4/ En quoi l’innovation peut révolutionner la recherche scientifique dans les grands fonds marins ?

La connaissance est directement liée aux progrès technologiques. L’innovation accélère le développement des techniques et de technologies, comme l’acoustique sous-marine pour la cartographie ou les submersibles qui nous ont permis d’accéder à ces zones profondes, qui ont été une révolution pour l’étude des écosystèmes et qui nous a permis de voir ce qu’il se passait à des échelles parfois très petites. Aujourd’hui, technologiquement il est possible d’aller travailler jusqu’à 11 000 mètres de profondeur, les submersibles habités ou non nous permettent d’accéder à des zones jusqu’à 6 000 mètres. Nous développons des robots autonomes et câblés, des capteurs ou des outils comme des observatoires fonds de mer pour collecter des données en temps réel sur le fonctionnement de ces écosystèmes.
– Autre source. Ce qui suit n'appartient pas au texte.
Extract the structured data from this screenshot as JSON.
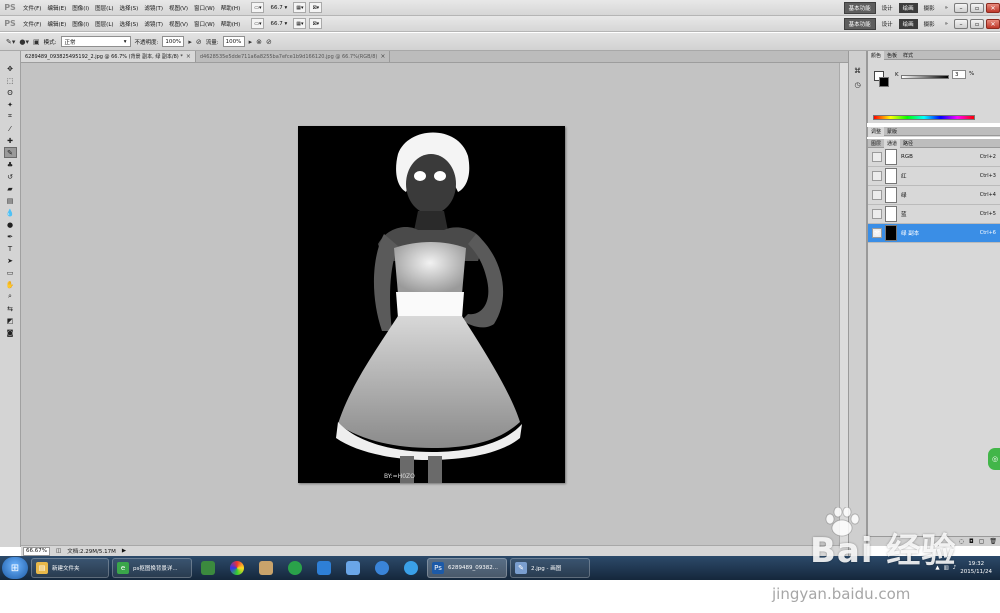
{
  "app": {
    "logo": "PS",
    "menus": [
      "文件(F)",
      "编辑(E)",
      "图像(I)",
      "图层(L)",
      "选择(S)",
      "滤镜(T)",
      "视图(V)",
      "窗口(W)",
      "帮助(H)"
    ],
    "zoom_display": "66.7",
    "workspaces": [
      "基本功能",
      "设计",
      "绘画",
      "摄影"
    ],
    "workspace_more": "»"
  },
  "options_bar": {
    "mode_label": "模式:",
    "mode_value": "正常",
    "opacity_label": "不透明度:",
    "opacity_value": "100%",
    "flow_label": "流量:",
    "flow_value": "100%"
  },
  "tabs": [
    {
      "label": "6289489_093825495192_2.jpg @ 66.7% (背景 副本, 绿 副本/8) *"
    },
    {
      "label": "d4628535e5dde711a6a8255ba7efce1b9d166120.jpg @ 66.7%(RGB/8)"
    }
  ],
  "document": {
    "watermark_text": "BY:=H0ZO"
  },
  "status": {
    "zoom": "66.67%",
    "doc_info": "文档:2.29M/5.17M"
  },
  "color_panel": {
    "tabs": [
      "颜色",
      "色板",
      "样式"
    ],
    "channel_label": "K",
    "channel_value": "3",
    "unit": "%"
  },
  "adjust_panel": {
    "tabs": [
      "调整",
      "蒙版"
    ]
  },
  "channels_panel": {
    "tabs": [
      "图层",
      "通道",
      "路径"
    ],
    "rows": [
      {
        "name": "RGB",
        "shortcut": "Ctrl+2",
        "selected": false
      },
      {
        "name": "红",
        "shortcut": "Ctrl+3",
        "selected": false
      },
      {
        "name": "绿",
        "shortcut": "Ctrl+4",
        "selected": false
      },
      {
        "name": "蓝",
        "shortcut": "Ctrl+5",
        "selected": false
      },
      {
        "name": "绿 副本",
        "shortcut": "Ctrl+6",
        "selected": true
      }
    ]
  },
  "taskbar": {
    "tasks": [
      {
        "label": "新建文件夹",
        "color": "#e8b84a"
      },
      {
        "label": "ps抠图换背景详...",
        "color": "#3aa64a"
      },
      {
        "label": "6289489_09382...",
        "color": "#1c5aa8"
      },
      {
        "label": "2.jpg - 画图",
        "color": "#7a9ecf"
      }
    ],
    "time": "19:32",
    "date": "2015/11/24"
  },
  "brand_watermark": {
    "text": "Bai  经验",
    "url": "jingyan.baidu.com"
  },
  "colors": {
    "selection_blue": "#3a8ee6",
    "canvas_gray": "#c3c3c3",
    "taskbar_dark": "#15273b"
  }
}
Les innovations technologiques, ou méthodologiques sont essentielles pour la recherche et la connaissance. Un des prochains défis technologiques qui nous attend est de pouvoir aller dans la biosphère de sub-surface, sous le fonds des océans où il y a potentiellement encore des organismes vivants. Nous utilisons de plus en plus l’intelligence artificielle et travaillons à l’intégration pluridisciplinaire de nos approches et observations et enfin nous essayons d’avoir des méthodes moins impactantes pour les écosystèmes.

5/ Comment s’articule l’écosystème international avec celui de la France pour mener à bien ces explorations et projets d’innovation à destination des grands fonds marins ?

Dans le monde, il n’existe que 6 ou 7 pays qui disposent des infrastructures pour mener ces explorations : Etats-Unis, Canada, Japon, Chine, Russie ou encore Corée qui commence à monter. Il y a de la collaboration internationale même si du fait des tensions géopolitiques, les relations se distendent avec certains pays. En France, nous collaborons beaucoup à l’échelle européenne, nous bénéficions de financements européens pour piloter par exemple des projets sur la restauration des écosystèmes profonds.